The Associated Press reports that an Aeroflot flight from Hong Kong believed to be carrying Snowden, has arrived in Moscow. Earlier, Russia's ITAR-Tass news agency quoted an unidentified official from the airline as saying Snowden would fly to Moscow and from there to Cuba on Monday, with an ultimate destination of Caracas, Venezuela.

CNN had a camera trained on the arrival area for the Aeroflot flight and there was no sign of Snowden, but The New York Times reports that other passengers on the plane said a black car pulled up on the tarmac after it landed:

"Russia Today, Russia's English-language television station, later reported that the car belonged to the embassy of Ecuador, though the Interfax news service, citing anonymous sources, reported that representatives from Venezuela met Mr. Snowden after he left the plane. No witnesses have reported seeing Mr. Snowden on the flight or in the airport in Moscow."

The U.S. on Saturday asked Hong Kong, a semi-autonomous Chinese territory, for Snowden's extradition after federal prosecutors filed a criminal complaint last week charging him with espionage, theft and conversion of government property in connection with leaks to The Guardian newspaper about secret U.S. electronic surveillance programs.

The government of the Hong Kong Special Administrative Region, or HKSAR, said in a statement that Snowden departed the territory "on his own accord for a third country through a lawful and normal channel." It did not say where his destination was.

Despite the extradition request, the HKSAR government said that documents from the U.S. asking for a provisional arrest warrant "did not fully comply with the legal requirements under Hong Kong law."

Hong Kong said it had asked the United States to provide additional information, but "has yet to have sufficient information to process the request for provisional warrant of arrest, [so] there is no legal basis to restrict Mr. Snowden from leaving Hong Kong," according to the statement.

Hong Kong said it had informed the U.S. of Snowden's departure.

"We have been informed by the Hong Kong authorities Mr. Snowden has departed Hong Kong for a third country. We will continue to discuss this matter with Hong Kong and pursue relevant law enforcement cooperation with other countries where Mr. Snowden may be attempting to travel," Justice Department spokeswoman Nanda Chitre said.

WikiLeaks said on its Twitter feed that it had helped Snowden leave Hong Kong.

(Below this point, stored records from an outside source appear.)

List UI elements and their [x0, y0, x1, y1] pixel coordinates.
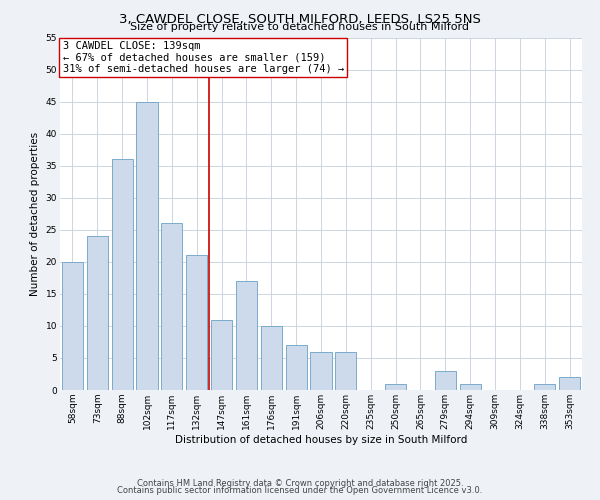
- Text: 3, CAWDEL CLOSE, SOUTH MILFORD, LEEDS, LS25 5NS: 3, CAWDEL CLOSE, SOUTH MILFORD, LEEDS, L…: [119, 12, 481, 26]
- Bar: [236, 281, 257, 390]
- Bar: [136, 102, 158, 390]
- Bar: [62, 262, 83, 390]
- Bar: [460, 384, 481, 390]
- Bar: [335, 352, 356, 390]
- Text: 3 CAWDEL CLOSE: 139sqm
← 67% of detached houses are smaller (159)
31% of semi-de: 3 CAWDEL CLOSE: 139sqm ← 67% of detached…: [62, 41, 344, 74]
- Text: Contains HM Land Registry data © Crown copyright and database right 2025.: Contains HM Land Registry data © Crown c…: [137, 478, 463, 488]
- Bar: [112, 160, 133, 390]
- Bar: [211, 320, 232, 390]
- Bar: [286, 345, 307, 390]
- Bar: [534, 384, 555, 390]
- Bar: [435, 371, 456, 390]
- Text: Size of property relative to detached houses in South Milford: Size of property relative to detached ho…: [131, 22, 470, 32]
- Text: Contains public sector information licensed under the Open Government Licence v3: Contains public sector information licen…: [118, 486, 482, 495]
- Y-axis label: Number of detached properties: Number of detached properties: [30, 132, 40, 296]
- Bar: [261, 326, 282, 390]
- Bar: [161, 224, 182, 390]
- Bar: [559, 377, 580, 390]
- X-axis label: Distribution of detached houses by size in South Milford: Distribution of detached houses by size …: [175, 434, 467, 444]
- Bar: [186, 256, 207, 390]
- Bar: [87, 236, 108, 390]
- Bar: [310, 352, 332, 390]
- Bar: [385, 384, 406, 390]
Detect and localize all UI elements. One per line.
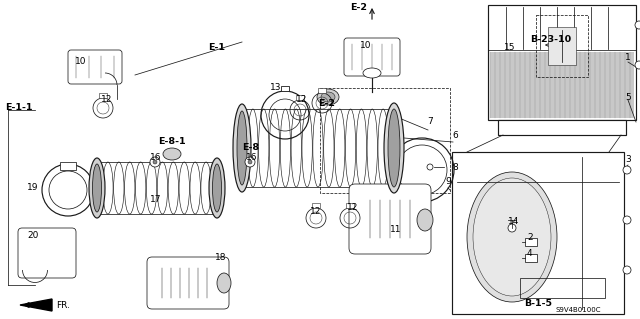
Circle shape [153, 160, 157, 164]
Text: 16: 16 [150, 152, 161, 161]
Circle shape [427, 164, 433, 170]
Bar [525, 254, 537, 262]
Text: 15: 15 [504, 43, 515, 53]
Bar [296, 95, 304, 100]
Ellipse shape [467, 172, 557, 302]
Ellipse shape [388, 109, 400, 187]
Ellipse shape [233, 104, 251, 192]
Bar [548, 27, 576, 65]
Text: 12: 12 [101, 95, 113, 105]
Text: E-2: E-2 [350, 4, 367, 12]
Ellipse shape [212, 164, 221, 212]
Bar [498, 120, 626, 135]
Ellipse shape [473, 178, 551, 296]
Ellipse shape [237, 111, 247, 185]
Ellipse shape [217, 273, 231, 293]
Text: E-8-1: E-8-1 [158, 137, 186, 146]
Text: B-1-5: B-1-5 [524, 299, 552, 308]
Circle shape [635, 21, 640, 29]
Text: 5: 5 [625, 93, 631, 101]
Circle shape [248, 160, 252, 164]
Ellipse shape [384, 103, 404, 193]
Text: E-8: E-8 [242, 144, 259, 152]
Text: 10: 10 [360, 41, 371, 49]
Text: 13: 13 [270, 84, 282, 93]
Bar [490, 52, 634, 118]
Ellipse shape [317, 89, 339, 105]
Bar [525, 238, 537, 246]
Ellipse shape [209, 158, 225, 218]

"Mr. Snowden is currently over Russian airspace accompanied by WikiLeaks legal advisors," the anti-secrecy group said.

The Sydney Morning Herald quoted WikiLeaks founder Julian Assange as saying that Snowden would go to a "democratic country," but he declined to name it:

"'Owing to WikiLeaks' own circumstances, we have developed significant expertise in international asylum and extradition law, associated diplomacy and the practicalities in these matters,' Mr Assange said.

'I have great personal sympathy for Ed Snowden's position. WikiLeaks absolutely supports his decision to blow the whistle on the mass surveillance of the world's population by the US government.'

Mr Assange, who has himself spent a year at the Ecuadorean Embassy in London where he has diplomatic asylum, said that he was 'thankful to the countries that have been doing the right thing in these matters. WikiLeaks hopes that Ed Snowden's rights will be protected, including his right to free communication'."

In a separate statement released by WikiLeaks, the group said that Snowden "is bound for a democratic nation via a safe route for the purposes of asylum, and is being escorted by diplomats and legal advisors from WikiLeaks."

The group's legal director, Baltasar Garzon, said: "The WikiLeaks legal team and I are interested in preserving Mr. Snowden's rights and protecting him as a person. What is being done to Mr. Snowden and to Mr. Julian Assange - for making or facilitating disclosures in the public interest - is an assault against the people".